And in the sixth year of a seven-year contract, Barry Zito was a hero.
I'm not going to say that the postseason success of Zito makes his contract worth it. Because what does "worth it" really mean? Did you know that Barry Zito made more in one month than my 7th-grade teacher Mr. Wapensky made in his career? When faced with that kind of reality, you can't say for sure that a baseball player is "worth it." It's all context, people. Plus, I hated Mr. Wapensky, so now I can't remember the point I was trying to make. So, yeah, I guess Zito is worth it now when you put it like that.
In the sixth year of a seven-year contract, Barry Zito was a hero. An unlikely hero, to be sure. But if all he did was meet expectations in October, you probably would have had to watch a Cardinals/Tigers World Series, which sounds really, really boring. Zito pitching well in the playoffs felt like when the eagles showed up at the end of Lord of the Rings. Why didn't you just pitch that well the whole time/give the ring to the eagles in the first place? You could do that all along? What in the absolute hell?
There aren't a lot of World Series heroes in Giants history. Barry Zito is one of them.
It's a mad, mad, mad, mad world we live in. Flash back to last spring. I will never tire of recounting Zito's performance in the Cactus League. Nineteen innings. Thirty-two hits. Twelve walks. I haven't pitched in 20 years, but I can't imagine doing that much worse. It was a repugnant stretch of pitching. It was enough to make Zito top Jon Heyman's list of the worst free-agent deals of "alltime":
1. Zito. $126 million, 7 years, Giants. Five straight losing seasons, with two more to come.
So at least Zito wins at something.
Zing! And then in the sixth year of a seven-year contract, Barry Zito was a hero.
Spring training started with articles about Zito's revamped delivery, which are usually fluffy tales with as much meaning as the omnipresent "Best shape of his life!" and "learned a new pitch!" stories. Then you watched Zito from his new delivery, especially from the stretch. It looked like he was poopin'. It really was a new delivery, and the results were awful.
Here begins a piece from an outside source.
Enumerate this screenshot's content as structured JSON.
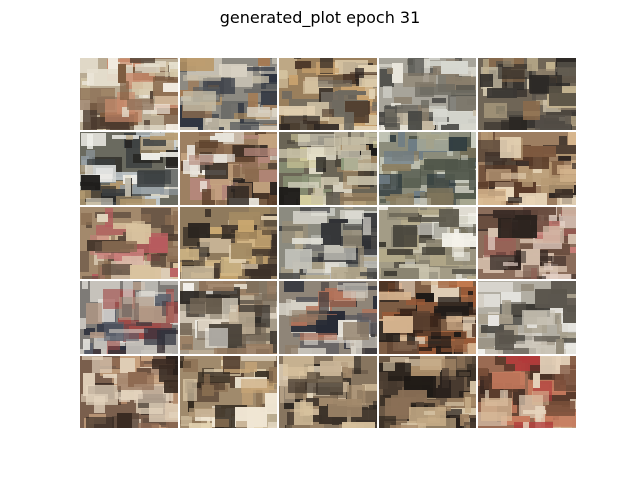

After he was shellacked again toward the end of March, he had some insight:
"It's definitely something that requires attention," Zito said about his latest struggles.
"… as he gently adhered a Post-It note with the words "Figure out why no pitch good" to the front of his locker." Yeah, boy oh boy, when I get a sec, I'm going to have to really give this "sucking" thing some attention.
And in the sixth year … you get the idea. It's not like it makes any more sense with each repetition, though.
In the community projection for Zito, the following words, names, or phrases were used:
- Dirk Diggler
- racial epithets
- Ed Wood
- Aaron Rowand
Which is about right. And the following projection was made:
IP: 174
ERA: 5.10
BB: 81
K: 129
HR: 22
Bounced from rotation?: No
Eventual replacement?: N/A
The actual stats:
IP: 184
ERA: 4.15
BB: 70
K: 114
HR: 20
Bounced from rotation?: No
Eventual replacement?: A newer version of Zito with … positive memories attached?
The projection didn't take into account that AT&T Park was going to play like Petco Park on Jupiter, so the ERA wasn't that big of a whiff. Zito's ERA+ was 84; while I'm still not sold on the single-season park factor from 2012, I can believe that a 4.15 ERA in the 2013 National League isn't very good, especially when it comes at a pitchers' park. Zito was basically Zito.
Except he bookended his season with the two greatest moments of his Giants career.
Zito wasn't that much better than the guy hanging around for the previous five seasons. He just had much better timing than the other guy. One of my enduring memories of the end of Game 5 of the 2010 World Series was Zito cracking a joke to Tim Lincecum as they were hanging over the dugout rail, waiting for Brian Wilson to get the last out.
Zito could have sulked. On the inside, he probably was. But he was a good-if-reluctant cheerleader that postseason, paying attention to every pitch and joshing with his teammates. I liked that. I get that he was being paid tens of thousands of dollars for every pitch thrown throughout the season, but a lot of pitchers would have reacted much, much differently in that situation.
When it was his turn -- or when desperate circumstances intervened -- he shined. And we had faith in him the whole time. Barry Zito's 2012 wasn't that much different from his previous seasons, except for the part with the best danged thing he's ever come close to doing in a Giants uniform.